Availability (external)

We closely monitor all aspects of your server. According to your service level, our on call organisation will take appropriate actions if required.

Availability (internal)

Monit, nginx and PHP FPM (if installed) status pages are available at http://localhost:2813/:

  • http://localhost:2813/monit/: Monit service manager displaying status of all locally monitored processes

  • http://localhost:2813/nginx/: nginx stub status output

  • http://localhost:2813/fpm-<poolname>/: PHP FPM per pool status page

Tip

this status vhost is running on localhost only. Expose port 2813 through SSH to access locally: ssh <hostname> -L 2813:localhost:2813

Tip

The monit status can also be checked in the terminal with monit-status as devop user (see Generic Admin User).

Reboot

A automatic reboot is initiated to solve certain high usage scenarios:

  • 5 minute average load higher than CPU count * 10 for 5 minutes

  • memory usage higher than 95% for 5 minutes

Tip

always make sure that any required services will be up and running automatically

If your managed server was rebooted too many times in certain period of time, this is detected by our monitoring system and you’ll be notified by e-mail.

To understand what happened, you can use the following commands with the devop user (see Generic Admin User):

SSH Session
# see a list of the latest reboots of your server
last reboot

# check whether monit triggered a reboot
grep 'monit-reboot:' /var/log/syslog*

Out of Memory (OOM)

In case the memory of your managed server is exhausted by the running processes, the Linux operating system starts to protect itself by killing processes that consume bigger amounts of memory. Doing so frees up system memory with the intention to keep the overall system running and responsive.

If the OOM-Killer get’s invoked too often this is a sign that your managed server could be short of resources. Our monitoring will detect this and notify you by e-mail.

To troubleshoot memory exhaustion, you can use the following commands with the devop user (see Generic Admin User):

SSH Session
# list what caused the oom-killer to do something
cat /var/log/syslog* | grep oom-killer -A2

# see what processes got killed by the oom_reaper
cat /var/log/syslog* | grep oom_reaper

Utilization

Netdata

Netdata is a real-time, interactive web dashboard collecting data every second. Metrics are saved in memory and kept for 1 hour only. You can reach its webinterface at http://localhost:19999.

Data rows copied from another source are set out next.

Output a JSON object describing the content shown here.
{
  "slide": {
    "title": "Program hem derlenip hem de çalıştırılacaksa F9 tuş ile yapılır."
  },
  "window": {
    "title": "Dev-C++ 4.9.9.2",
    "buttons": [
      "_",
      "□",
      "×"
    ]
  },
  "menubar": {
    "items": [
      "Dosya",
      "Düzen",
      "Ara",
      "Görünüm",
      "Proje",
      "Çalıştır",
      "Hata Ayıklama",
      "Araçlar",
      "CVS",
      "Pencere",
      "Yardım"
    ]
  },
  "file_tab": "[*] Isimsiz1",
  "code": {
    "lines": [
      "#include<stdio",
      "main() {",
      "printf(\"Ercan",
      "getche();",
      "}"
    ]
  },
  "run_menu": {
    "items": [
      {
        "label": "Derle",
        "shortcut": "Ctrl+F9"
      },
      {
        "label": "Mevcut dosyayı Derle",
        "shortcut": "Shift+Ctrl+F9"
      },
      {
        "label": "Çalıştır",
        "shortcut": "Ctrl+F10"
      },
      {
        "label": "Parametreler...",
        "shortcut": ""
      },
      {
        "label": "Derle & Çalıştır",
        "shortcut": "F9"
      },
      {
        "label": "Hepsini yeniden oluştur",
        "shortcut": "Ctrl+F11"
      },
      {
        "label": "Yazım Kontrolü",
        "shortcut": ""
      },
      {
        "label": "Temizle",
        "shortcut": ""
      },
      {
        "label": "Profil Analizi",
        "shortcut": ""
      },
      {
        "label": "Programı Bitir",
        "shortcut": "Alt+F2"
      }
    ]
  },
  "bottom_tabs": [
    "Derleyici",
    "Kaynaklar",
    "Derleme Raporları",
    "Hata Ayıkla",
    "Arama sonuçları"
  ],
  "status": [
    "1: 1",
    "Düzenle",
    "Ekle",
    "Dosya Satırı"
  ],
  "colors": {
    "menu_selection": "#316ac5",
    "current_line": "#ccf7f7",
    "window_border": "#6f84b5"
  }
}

To connect from your local computer, either forward port 19999 through SSH (ssh <hostname> -L 19999:localhost:19999), or add a reverse proxy website forwarding requests to http://localhost:19999

Warning

when using the reverse proxy method, make sure to enable HTTPS and password protection

collectd

System statistics are collected every 10 seconds by collectd and written to RRD files in /var/lib/collectd. For performance reasons, we don’t create graphs by default, therefore you have to download and render them with a tool of your choice by yourself. Please select a rendering-tool from list of frontends within the collectd wiki. We recommend collectd-web.

For Debian-based Linux Distributions

Installation:

sudo apt-get install librrds-perl libjson-perl libhtml-parser-perl
git clone https://github.com/httpdss/collectd-web.git
echo 'datadir: "/tmp/rrd"' | sudo tee /etc/collectd/collection.conf

Fetch data and render graphs:

rsync -avz <server>:/var/lib/collectd/rrd/ /tmp/rrd/
cd /path/to/collectd-web
python runserver.py

Then open collectd-web at http://127.0.0.1:8888/.

collectd-web with Docker

A Docker image is also available.

rsync -avz <server>:/var/lib/collectd/rrd/ /tmp/rrd/
docker run -p 8888:80 --volume /tmp:/tmp -it registry.gitlab.com/opsone_ch/docker-collectd-web:latest

Then open collectd-web at http://127.0.0.1:8888/.